How a Push for NFV Standardisation Brought Comptel to ETSI

Posted: January 8th, 2015 | Author: Special Contributor | Filed under: Industry Insights | Tags: , , , | 1 Comment »

By Stephen Lacey, Director of Business Architecture, Comptel

The European Telecommunications Standards Institute (ETSI) has been overseeing standardisation in the telecommunications industry for more than two decades, and in our work, Comptel has been closely following ETSI’s principles for nearly that long.

Our involvement with the organisation first started from our roots in data processing and mediation; so you could say that we’ve adhered to ETSI standards since the beginning of GSM.

Over the years, part of our business has increasingly aligned itself to fulfilment and orchestration of complex enterprise, residential and subscriber services (rather than solely provisioning and activation), and as ETSI itself became more involved in orchestration, we began to consider whether it made sense to join ETSI fully. We are pleased to share that in the latter half of 2014, we officially became a formal member organisation.

The Influence of NFV

The tipping point was in 2012, when ETSI launched a workgroup for Network Function Virtualisation (NFV). This Industry Specification Group (ISG) was developed at the behest of seven communications service providers (CSPs), who desired standardisation around this nascent technology. Interest in NFV has since increased significantly especially in 2014 and will continue to grow this year, as more operators consider how it can help them move away from expensive, proprietary network hardware toward more flexible solutions.

The NFV conversation intrigued us. Simon Osborne, our CTO for fulfilment, recently explained to Global Telecoms Business that NFV service orchestration involves “all the elements we’ve seen in the past” in traditional service orchestration. As a result, our end-to-end order orchestration and management software complemented with mediation and analytics – which supports network functions running on virtualised hardware – is a perfect fit for the type of operational structure the world of NFV needs.

Additionally, the other elements of our product portfolio, including mediation and policy control, are considered as network functions and will be deployed within the NFV environment in the future.

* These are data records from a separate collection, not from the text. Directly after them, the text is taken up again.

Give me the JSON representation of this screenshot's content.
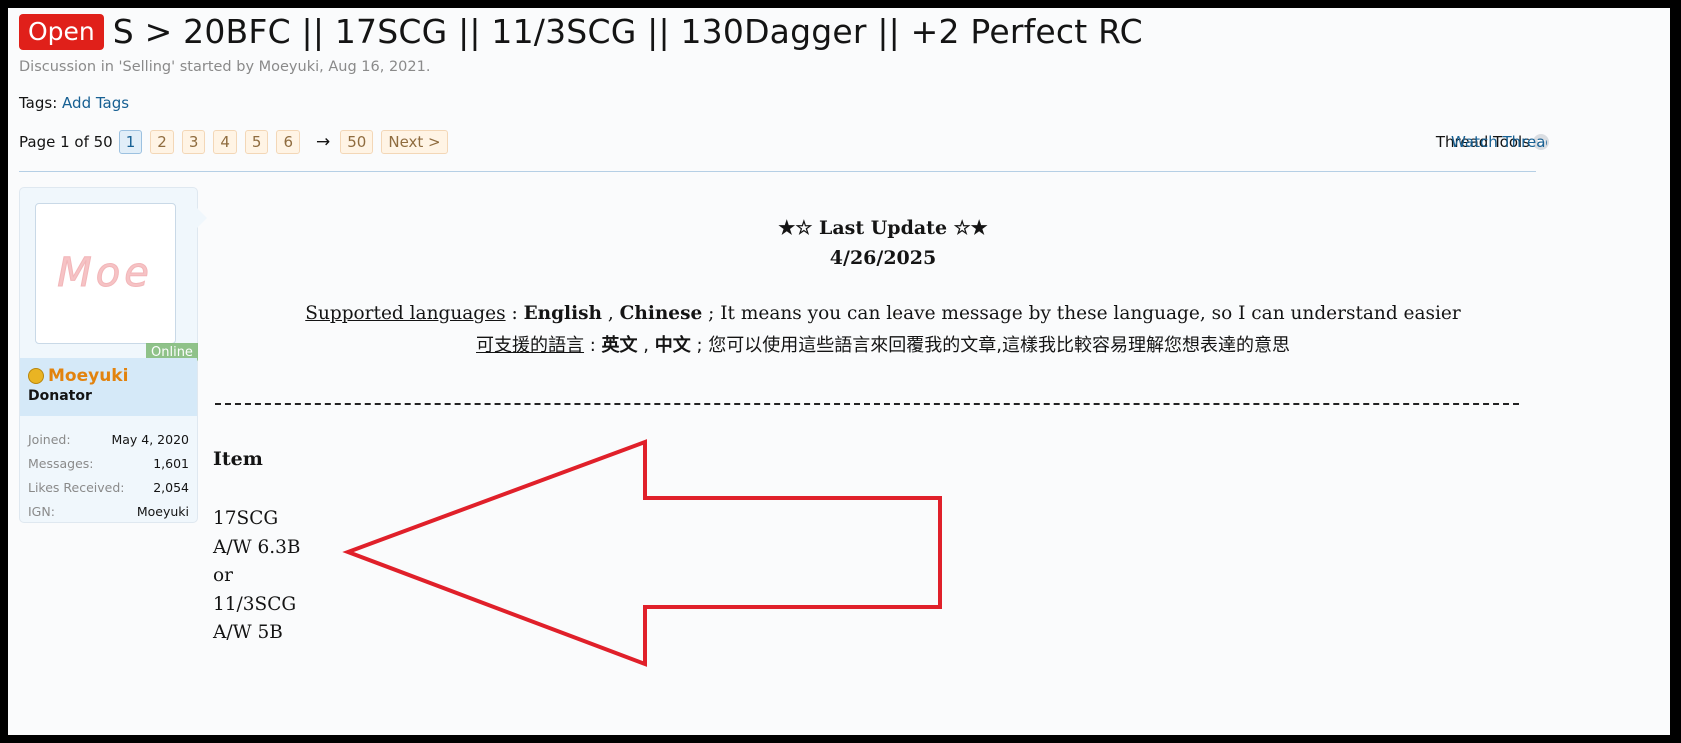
{
  "thread": {
    "prefix": "Open",
    "title": "S > 20BFC || 17SCG || 11/3SCG || 130Dagger || +2 Perfect RC",
    "meta": "Discussion in 'Selling' started by Moeyuki, Aug 16, 2021.",
    "tags_label": "Tags:",
    "add_tags": "Add Tags"
  },
  "pagenav": {
    "label": "Page 1 of 50",
    "pages": [
      "1",
      "2",
      "3",
      "4",
      "5",
      "6"
    ],
    "arrow": "→",
    "last": "50",
    "next": "Next >"
  },
  "tools": {
    "thread_tools": "Thread Tools",
    "watch": "Watch Thread"
  },
  "user": {
    "avatar_text": "Moe",
    "online": "Online",
    "name": "Moeyuki",
    "title": "Donator",
    "stats": [
      {
        "k": "Joined:",
        "v": "May 4, 2020"
      },
      {
        "k": "Messages:",
        "v": "1,601"
      },
      {
        "k": "Likes Received:",
        "v": "2,054"
      },
      {
        "k": "IGN:",
        "v": "Moeyuki"
      }
    ]
  },
  "post": {
    "last_update": "★☆ Last Update ☆★",
    "date": "4/26/2025",
    "lang_label_en": "Supported languages",
    "lang_sep": " : ",
    "lang_en_1": "English",
    "comma": " , ",
    "lang_en_2": "Chinese",
    "lang_en_rest": " ; It means you can leave message by these language, so I can understand easier",
    "lang_label_zh": "可支援的語言",
    "lang_zh_1": "英文",
    "lang_zh_2": "中文",
    "lang_zh_rest": " ; 您可以使用這些語言來回覆我的文章,這樣我比較容易理解您想表達的意思",
    "item_heading": "Item",
    "items": [
      "17SCG",
      "A/W 6.3B",
      "or",
      "11/3SCG",
      "A/W 5B"
    ]
  },
  "colors": {
    "prefix_bg": "#e0201a",
    "link": "#176093",
    "username": "#e2830e",
    "arrow_annotation": "#e0202a"
  }
}
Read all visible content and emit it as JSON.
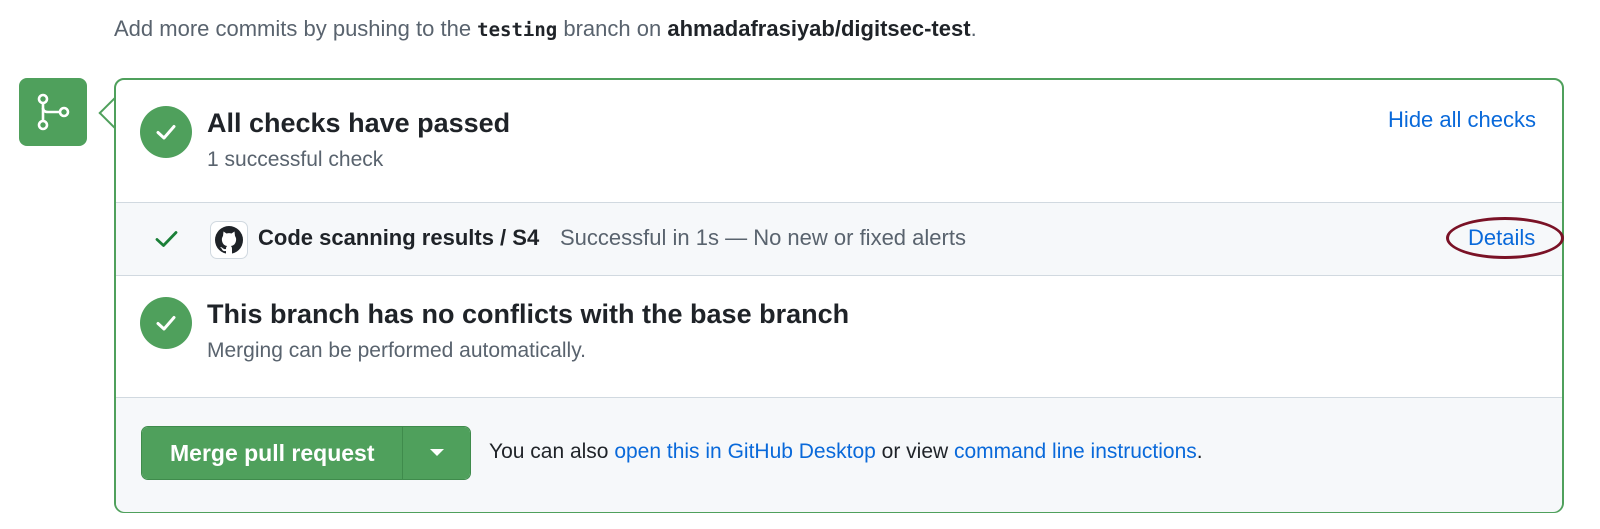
{
  "hint": {
    "prefix": "Add more commits by pushing to the ",
    "branch": "testing",
    "middle": " branch on ",
    "repo": "ahmadafrasiyab/digitsec-test",
    "suffix": "."
  },
  "checks": {
    "title": "All checks have passed",
    "subtitle": "1 successful check",
    "hide_label": "Hide all checks",
    "items": [
      {
        "name": "Code scanning results / S4",
        "status": "Successful in 1s — No new or fixed alerts",
        "details_label": "Details"
      }
    ]
  },
  "conflicts": {
    "title": "This branch has no conflicts with the base branch",
    "subtitle": "Merging can be performed automatically."
  },
  "merge": {
    "button_label": "Merge pull request",
    "also_prefix": "You can also ",
    "desktop_link": "open this in GitHub Desktop",
    "middle": " or view ",
    "cli_link": "command line instructions",
    "suffix": "."
  },
  "colors": {
    "success": "#4fa05c",
    "link": "#0969da",
    "annotation": "#7a1226"
  }
}
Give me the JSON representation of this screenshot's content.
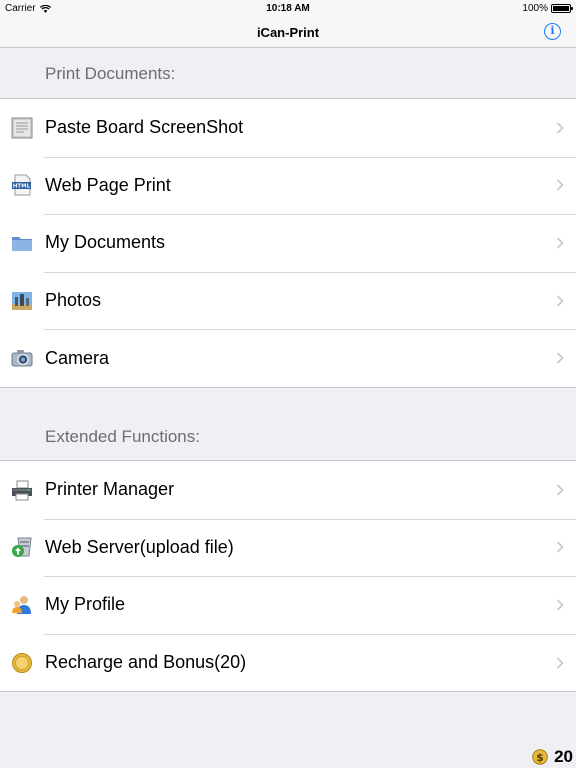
{
  "status_bar": {
    "carrier": "Carrier",
    "time": "10:18 AM",
    "battery": "100%"
  },
  "nav": {
    "title": "iCan-Print",
    "info_icon": "info-icon"
  },
  "sections": [
    {
      "header": "Print Documents:",
      "items": [
        {
          "label": "Paste Board ScreenShot",
          "icon": "clipboard-icon"
        },
        {
          "label": "Web Page Print",
          "icon": "html-file-icon"
        },
        {
          "label": "My Documents",
          "icon": "folder-icon"
        },
        {
          "label": "Photos",
          "icon": "photos-icon"
        },
        {
          "label": "Camera",
          "icon": "camera-icon"
        }
      ]
    },
    {
      "header": "Extended Functions:",
      "items": [
        {
          "label": "Printer Manager",
          "icon": "printer-icon"
        },
        {
          "label": "Web Server(upload file)",
          "icon": "server-upload-icon"
        },
        {
          "label": "My Profile",
          "icon": "profile-icon"
        },
        {
          "label": "Recharge and Bonus(20)",
          "icon": "coin-icon"
        }
      ]
    }
  ],
  "coins": {
    "count": "20",
    "icon": "dollar-coin-icon"
  },
  "colors": {
    "accent": "#1a7ef7",
    "background": "#efeff4",
    "header_text": "#6d6d72",
    "separator": "#c8c7cc"
  }
}
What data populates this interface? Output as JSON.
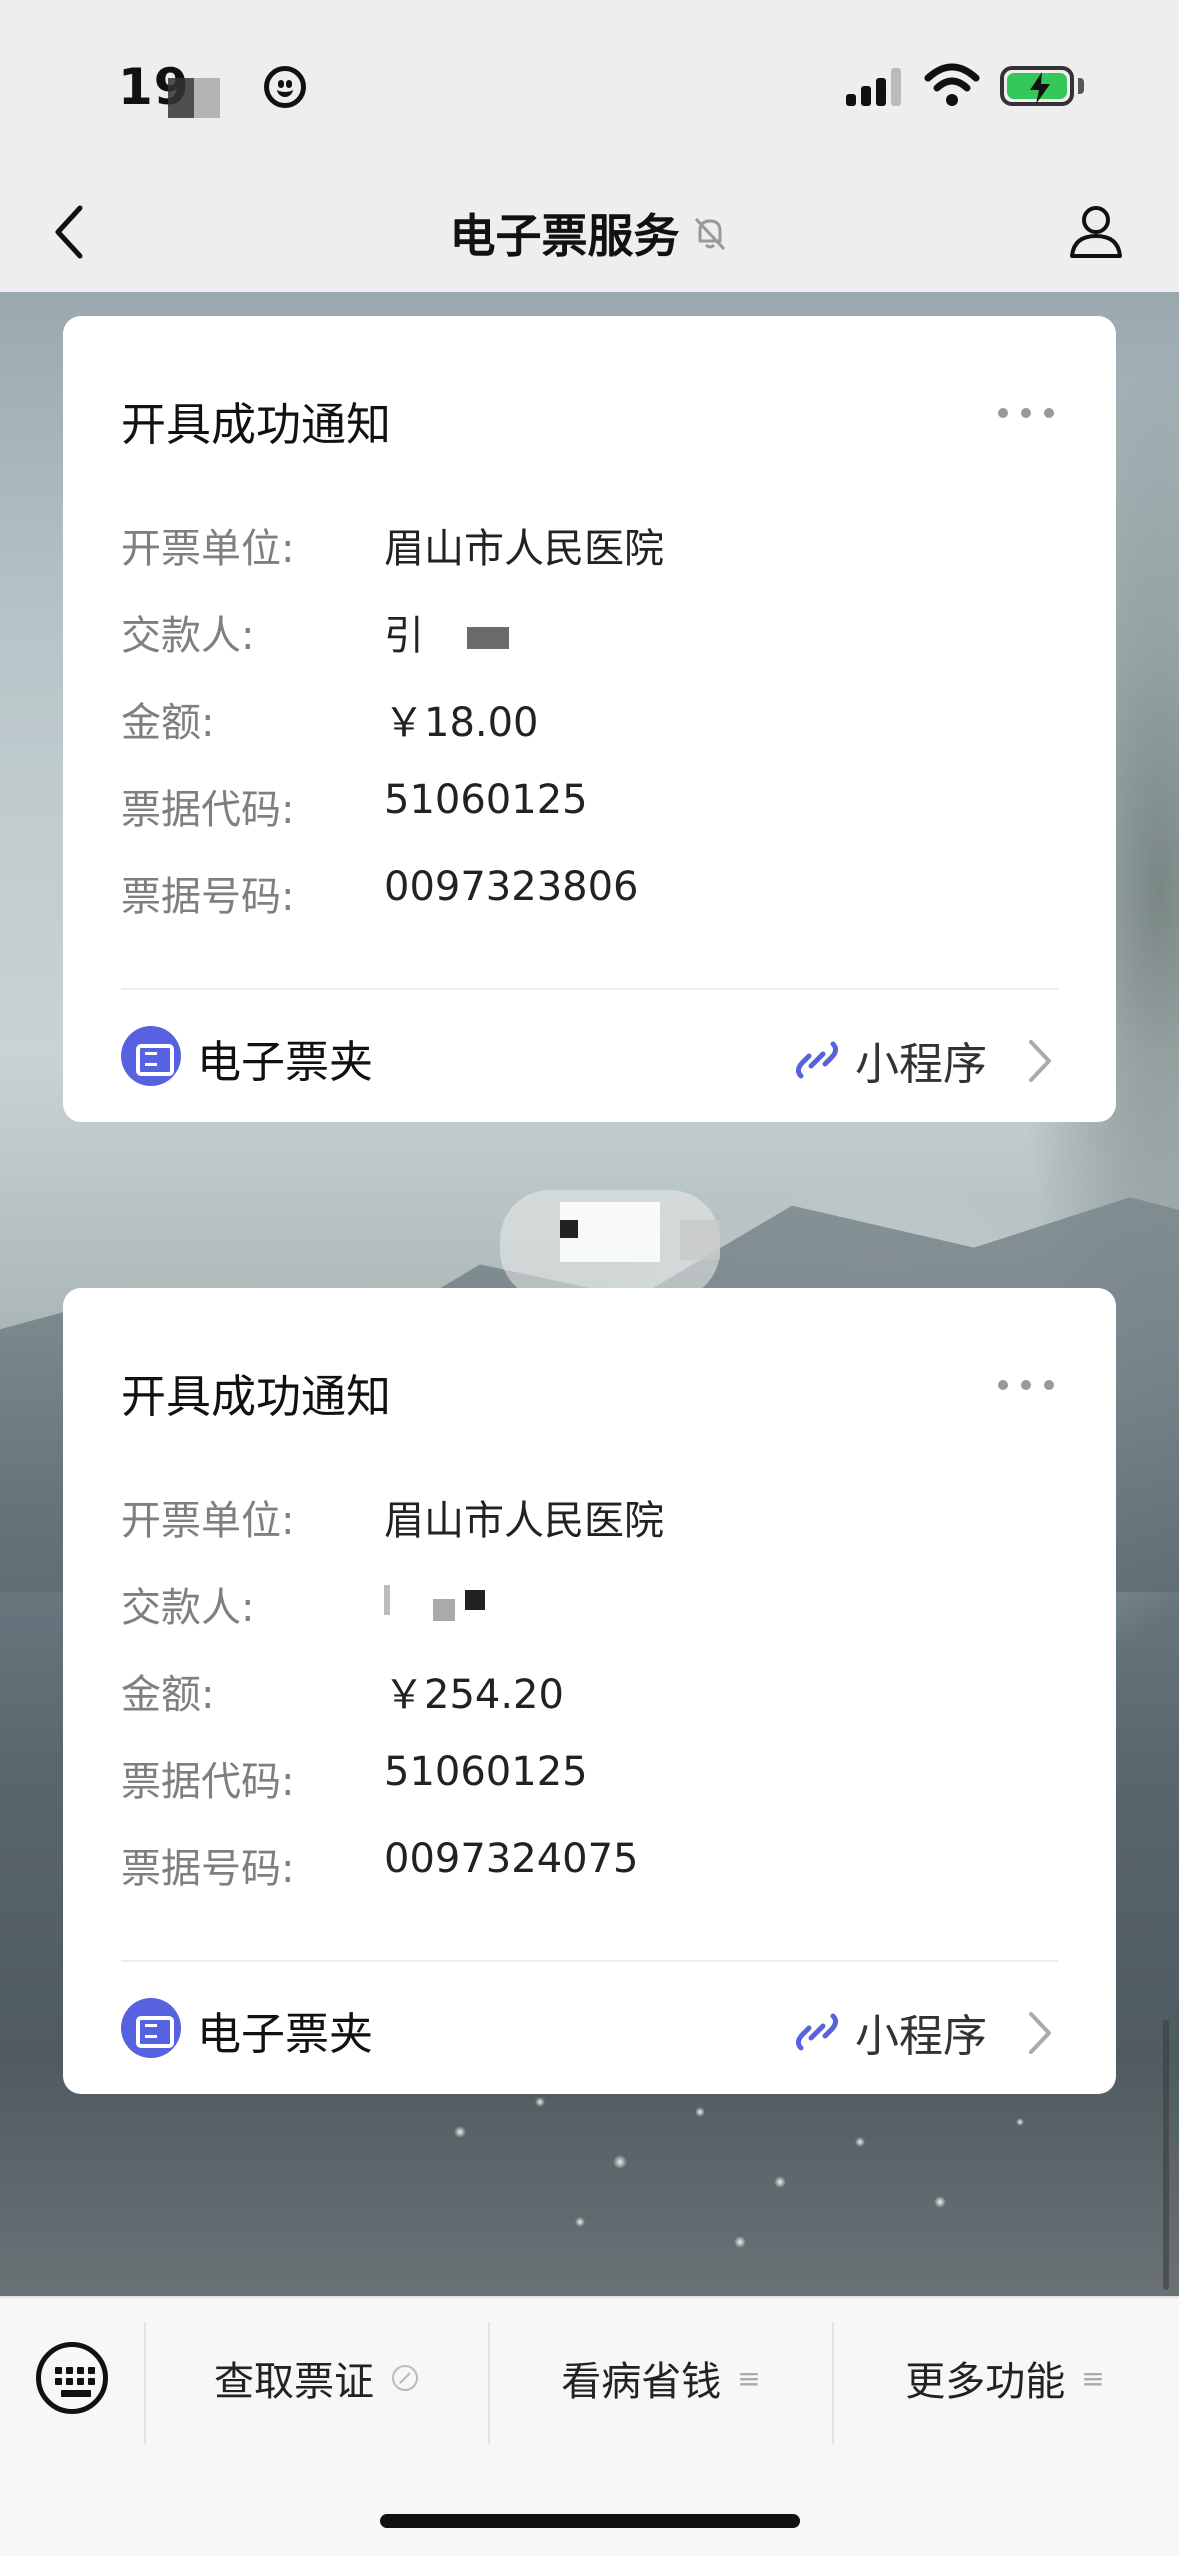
{
  "status_bar": {
    "time": "19",
    "battery_color": "#34c759"
  },
  "nav": {
    "title": "电子票服务",
    "back_icon": "chevron-left-icon",
    "mute_icon": "bell-slash-icon",
    "profile_icon": "person-icon"
  },
  "cards": [
    {
      "title": "开具成功通知",
      "fields": [
        {
          "label": "开票单位:",
          "value": "眉山市人民医院"
        },
        {
          "label": "交款人:",
          "value": "引"
        },
        {
          "label": "金额:",
          "value": "￥18.00"
        },
        {
          "label": "票据代码:",
          "value": "51060125"
        },
        {
          "label": "票据号码:",
          "value": "0097323806"
        }
      ],
      "wallet_label": "电子票夹",
      "miniapp_label": "小程序"
    },
    {
      "title": "开具成功通知",
      "fields": [
        {
          "label": "开票单位:",
          "value": "眉山市人民医院"
        },
        {
          "label": "交款人:",
          "value": ""
        },
        {
          "label": "金额:",
          "value": "￥254.20"
        },
        {
          "label": "票据代码:",
          "value": "51060125"
        },
        {
          "label": "票据号码:",
          "value": "0097324075"
        }
      ],
      "wallet_label": "电子票夹",
      "miniapp_label": "小程序"
    }
  ],
  "bottom_menu": {
    "items": [
      {
        "label": "查取票证",
        "icon": "link-icon"
      },
      {
        "label": "看病省钱",
        "icon": "list-icon"
      },
      {
        "label": "更多功能",
        "icon": "list-icon"
      }
    ],
    "accent_color": "#5662e0"
  }
}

Ultimately, we feel that Comptel’s proposition—having a complete, automated software stack that requires very little intervention—was unique to ETSI’s workgroup, and that we could help provide a more complete picture into NFV deployment, scale and capacity management challenges, as well as offer effective insights to support standardisation in this emerging area.

Workgroups in Focus

Today, we are one of more than 200 CSPs, network equipment providers (NEPs) and technology companies within the NFV ISG, working to conceptualise and contribute to the standards that will guide this technology’s application in the years ahead. Formal meetings are held quarterly – the next one is scheduled for February in Prague. Individual work streams have monthly meetings to hammer out these standards – the next one for the interface and architecture workgroup is being held mid-January in Shanghai.

The NFV ISG has only just completed the first phase of standardisation, where the high-level architecture and design of this technology infrastructure is being developed. We are now entering the second phase of standardisation, where member organisations are divided into work groups to focus on specific items, such as examining the management and orchestration of an NFV system via an Operations Support System (OSS) interface.

How Operators Win

One major benefit of ETSI’s workgroups is that they bring together organisations from all sides of the industry to guide a collaborative and forward-looking conversation about an emerging area of telecommunications. Since Comptel will be intimately involved in those conversations now and in the future, we will be able to bring a higher level of expertise to conversations with our customers. We are excited about being directly involved in NFV’s development as a new foundational platform for network infrastructure.

NFV will define our future. More operators want the flexibility to run network operations software on commodity hardware, so that they can keep pace with the cloud-based competitors now edging their way into the market. To truly position yourself as a fully formed CSP, you need a partner who knows where this software-defined market is headed.